D.E. Shaw · Primly Community

D.E. Shaw coding interview and online assessment: format, difficulty, and what tripped me up

mobile_mara · 5 replies

Went through two rounds of their online assessment plus two live coding phone screens recently. Here's the honest breakdown because I wish someone had told me what to actually prepare for.

The OA

Two coding problems, 90 minutes total. The platform was HackerRank. You get to choose your language. I did Python and had no issues with the environment.

Difficulty: one medium, one that I'd call medium-hard. The medium was a graph traversal problem with a twist (edge weights with conditional behavior). The harder one involved some number theory that caught me off guard. If you've only done the 'easy and medium Leetcode grind' you might hit a wall on the harder problem.

There's no proctoring camera on the OA, but don't assume that means it doesn't matter. I was told the solutions get reviewed by an engineer, not just auto-scored. Readability and correctness of your solution structure apparently matters.

Live coding phone screens

These were more open-ended than the OA. One interviewer asked a problem I'd classify as Leetcode hard (interval scheduling with a resource constraint I hadn't seen before). The other was a graph problem that was medium but with a follow-up that pushed into hard territory.

Both interviewers were fine with me thinking out loud and asking clarifying questions. One explicitly said 'take a minute before you write anything.'

What I'd prepare: Leetcode mediums until they feel easy, then start adding hards from the graph, DP, and intervals categories. The string manipulation and array sliding-window stuff is less likely to appear at the senior level. Also review time and space complexity formally. They asked me to prove my solution's time complexity in one round, not just state it.

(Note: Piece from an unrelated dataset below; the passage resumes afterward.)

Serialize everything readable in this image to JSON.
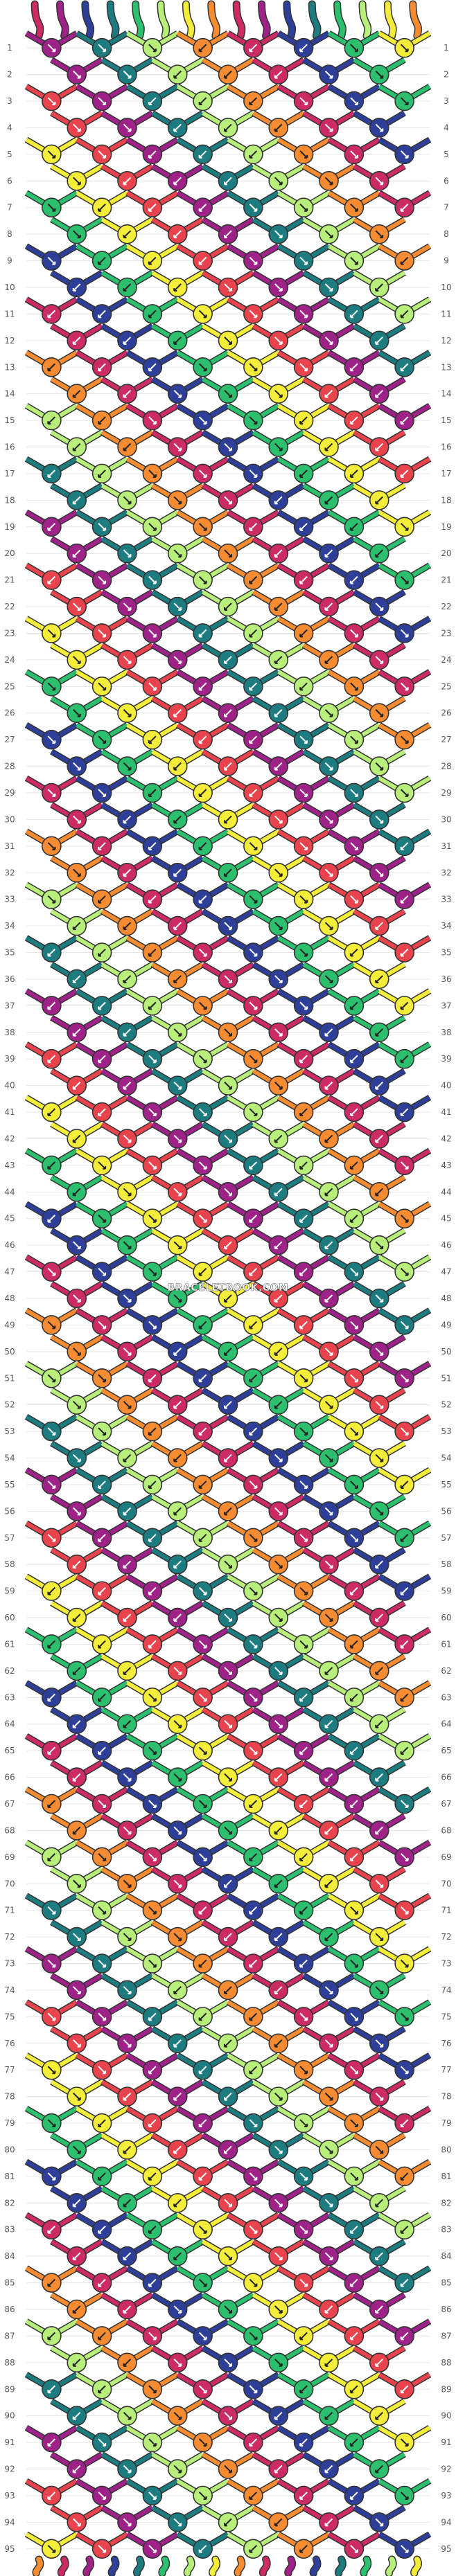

Not a leetcode grind factory in the worst sense, but you need to be solid. It's quant finance. They hire people who can actually think about algorithmic complexity.

5 replies

newgrad_neil

Did you get the OA link right after the recruiter screen or was there a waiting period? I finished my recruiter screen yesterday and haven't gotten anything yet.

de_derek

For me it was 2 business days after the recruiter screen. If it goes past 4 days, just email the recruiter. They probably have to manually trigger it.

qa_quinn

The 'solutions reviewed by an engineer' thing is real and underrated. I made the mistake at another firm of submitting ugly code that happened to pass test cases. They told me after that the code quality was a flag. Clean code matters even on OAs.

corp_refugee

Number theory showing up tracks. They have a strong math-forward culture. If you haven't touched modular arithmetic or combinatorics since college, spend a week or two there. Nothing exotic, but it can appear.

content_cole

Counterpoint: I found the OA easier than described here. Maybe they vary it. One of my two problems was genuinely easy (just nested loops). Don't over-prepare to the point you're scared walking in.